Ele aldığım konular sanat ile felsefe arasındaki sınır aralığından devşirilmiştir. (s. 1)

Sanatçının rengi olmalı
Filozofun ise kendi sorunu (s. 3)

…düşüncenin sanat için gerçek değeri onun dolaylılığına ve duygusal anlamlılığına bağlıdır.
Sanatçının içtenliğinin gerisinde, belli ölçüde bir özgürlük veya şakacılık yatmalıdır. (s. 7)

Rodin
…gözlerimiz yüzeylerin ötesine geçip ruha dalıveriyor.

Zamanını değerlendirip kendi usulünce çalıştı. (s. 11)

(Rodin) …heykelin de duyarlı ve canlı olabileceğini kesinkes kanıtlamıştır. (s. 12)

…güzellik Rodin’in sanatının en yüksek ilkesi değildir.

Sanatçının ayırt edici bir diğer özelliği de dramatik niteliğidir. (s. 14-15)

…sanatçının bir diğer özelliği de realizmle sembolizmi birleştirmesidir. Büstleri çarpıcı şekilde gerçekçidir. (s. 17)

Bedenin kassal ifadesini kesin şekilde ortaya çıkarmak için hareketi kullanır. (s. 21)

Heykeli nasıl tanımlamalı? Bir devinim olarak hayat diye cevap verir Rodin. (s. 23)

Bir sanatçı, yalan söylediği için çirkinlik yaratır.
“Bir ruhu çözmek için ihtiyaç duyduğu tek şey, bir insan çehresine bakmaktır; tek bir özellik onu aldatamaz; ikiyüzlülük ona içtenlik kadar şeffaftır; alnın açısı, kaşların en ufak çatıklığı, kısacık bir bakış ona bir kalbin bütün sırlarını ifşa eder.” (s. 27)

Eğer din olmasaydı onu icat ederdim. Kısacası gerçek sanatçılar en dindar insanlardır. (s. 28)

Maeterlinck
Trajik olana yeni bir yorum getiriyor ve güzellikte güçlü ve duyarlı bir ruhun öz-ifadesini görüyor. (s. 37)

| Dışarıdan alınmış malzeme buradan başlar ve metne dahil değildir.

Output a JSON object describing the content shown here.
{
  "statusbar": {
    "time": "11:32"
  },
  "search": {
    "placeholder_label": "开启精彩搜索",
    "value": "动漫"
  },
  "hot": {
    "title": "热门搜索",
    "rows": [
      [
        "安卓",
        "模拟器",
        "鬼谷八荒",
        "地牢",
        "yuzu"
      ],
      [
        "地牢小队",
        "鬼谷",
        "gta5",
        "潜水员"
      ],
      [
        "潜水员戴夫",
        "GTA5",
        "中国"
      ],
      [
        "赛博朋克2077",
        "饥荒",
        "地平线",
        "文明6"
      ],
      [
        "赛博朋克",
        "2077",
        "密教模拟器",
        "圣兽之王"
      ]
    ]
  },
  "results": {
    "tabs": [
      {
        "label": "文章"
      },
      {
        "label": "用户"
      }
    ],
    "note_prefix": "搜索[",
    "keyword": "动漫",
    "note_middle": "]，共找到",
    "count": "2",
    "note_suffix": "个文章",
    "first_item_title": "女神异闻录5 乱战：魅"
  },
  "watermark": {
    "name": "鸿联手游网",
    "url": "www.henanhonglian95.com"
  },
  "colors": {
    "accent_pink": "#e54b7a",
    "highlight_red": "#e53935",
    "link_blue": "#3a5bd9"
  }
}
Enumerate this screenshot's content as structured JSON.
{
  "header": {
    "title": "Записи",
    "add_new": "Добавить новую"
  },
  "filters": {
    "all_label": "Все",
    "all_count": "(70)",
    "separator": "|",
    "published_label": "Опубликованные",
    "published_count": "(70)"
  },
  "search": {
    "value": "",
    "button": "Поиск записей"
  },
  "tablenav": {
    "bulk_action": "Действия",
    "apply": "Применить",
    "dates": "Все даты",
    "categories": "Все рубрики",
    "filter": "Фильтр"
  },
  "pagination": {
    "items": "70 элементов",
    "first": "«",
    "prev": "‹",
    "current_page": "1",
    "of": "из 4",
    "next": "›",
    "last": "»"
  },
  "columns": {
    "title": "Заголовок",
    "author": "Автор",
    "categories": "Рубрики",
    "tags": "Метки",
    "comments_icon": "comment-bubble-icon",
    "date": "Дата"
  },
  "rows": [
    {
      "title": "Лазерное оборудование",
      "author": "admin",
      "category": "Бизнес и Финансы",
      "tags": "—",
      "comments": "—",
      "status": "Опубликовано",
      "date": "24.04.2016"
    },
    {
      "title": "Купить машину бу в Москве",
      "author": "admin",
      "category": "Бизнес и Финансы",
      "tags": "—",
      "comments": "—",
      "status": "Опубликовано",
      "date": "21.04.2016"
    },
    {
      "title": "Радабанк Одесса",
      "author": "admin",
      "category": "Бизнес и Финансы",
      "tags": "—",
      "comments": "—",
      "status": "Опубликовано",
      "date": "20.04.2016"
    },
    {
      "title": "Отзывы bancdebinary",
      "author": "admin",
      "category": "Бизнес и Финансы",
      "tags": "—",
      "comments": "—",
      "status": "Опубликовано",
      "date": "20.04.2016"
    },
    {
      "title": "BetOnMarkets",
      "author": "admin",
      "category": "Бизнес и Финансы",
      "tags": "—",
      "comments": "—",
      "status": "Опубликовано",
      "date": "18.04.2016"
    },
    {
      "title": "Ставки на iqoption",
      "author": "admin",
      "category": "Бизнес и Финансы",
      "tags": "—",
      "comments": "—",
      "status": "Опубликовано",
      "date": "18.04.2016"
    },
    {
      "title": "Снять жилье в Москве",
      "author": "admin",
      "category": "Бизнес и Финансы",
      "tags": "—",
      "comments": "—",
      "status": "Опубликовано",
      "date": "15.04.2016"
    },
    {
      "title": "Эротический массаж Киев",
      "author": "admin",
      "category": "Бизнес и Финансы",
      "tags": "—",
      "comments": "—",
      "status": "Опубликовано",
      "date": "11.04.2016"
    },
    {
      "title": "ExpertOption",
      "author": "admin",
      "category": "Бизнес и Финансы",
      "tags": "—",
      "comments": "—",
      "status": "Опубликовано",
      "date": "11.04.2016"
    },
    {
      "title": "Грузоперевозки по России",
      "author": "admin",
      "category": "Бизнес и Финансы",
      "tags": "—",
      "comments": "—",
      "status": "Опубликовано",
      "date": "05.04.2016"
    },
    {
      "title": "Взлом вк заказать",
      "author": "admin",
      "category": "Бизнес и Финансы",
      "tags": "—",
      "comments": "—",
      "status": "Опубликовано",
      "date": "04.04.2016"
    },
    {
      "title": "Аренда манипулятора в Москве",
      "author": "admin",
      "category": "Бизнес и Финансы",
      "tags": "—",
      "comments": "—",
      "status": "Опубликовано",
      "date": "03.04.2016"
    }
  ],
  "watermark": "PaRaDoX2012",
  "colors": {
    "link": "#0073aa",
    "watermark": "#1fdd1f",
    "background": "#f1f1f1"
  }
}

Tiyatroya gittiğinde birkaç saatini atalarıyla geçirdiği hissine kapıldığını bize söylüyor. (s. 47)

(Hayatın doğası)
Söylediklerimiz ve yaptıklarımız, düşündüklerimiz ve hissettiklerimizin artıklarından başka bir şey değildir ve düşüncelerimiz ve duygularımız ruhlarımızın derinlerinde geçen şeyleri ya eksik sunar ya da hiç sunamaz. (s. 51)

Maeterlinck’in ilk oyunlarında
…vurgu fanilik üzerine değil, eksiklik, parçalılık üzerinedir. (s. 55-56)

Maeterlinck, ruhun gizli yerlerinde kristalleşen ve istisnai bir asalet veya güzellik deneyimi içinde zaman zaman ortaya çıkan “içsel hazine” imgesini sever. (s. 56)

Wagner
Gerçek sanat sosyal sanattır.

Gerçek sanatın kökleri bir halkın sosyal ve milli derinliklerindedir. (s. 67)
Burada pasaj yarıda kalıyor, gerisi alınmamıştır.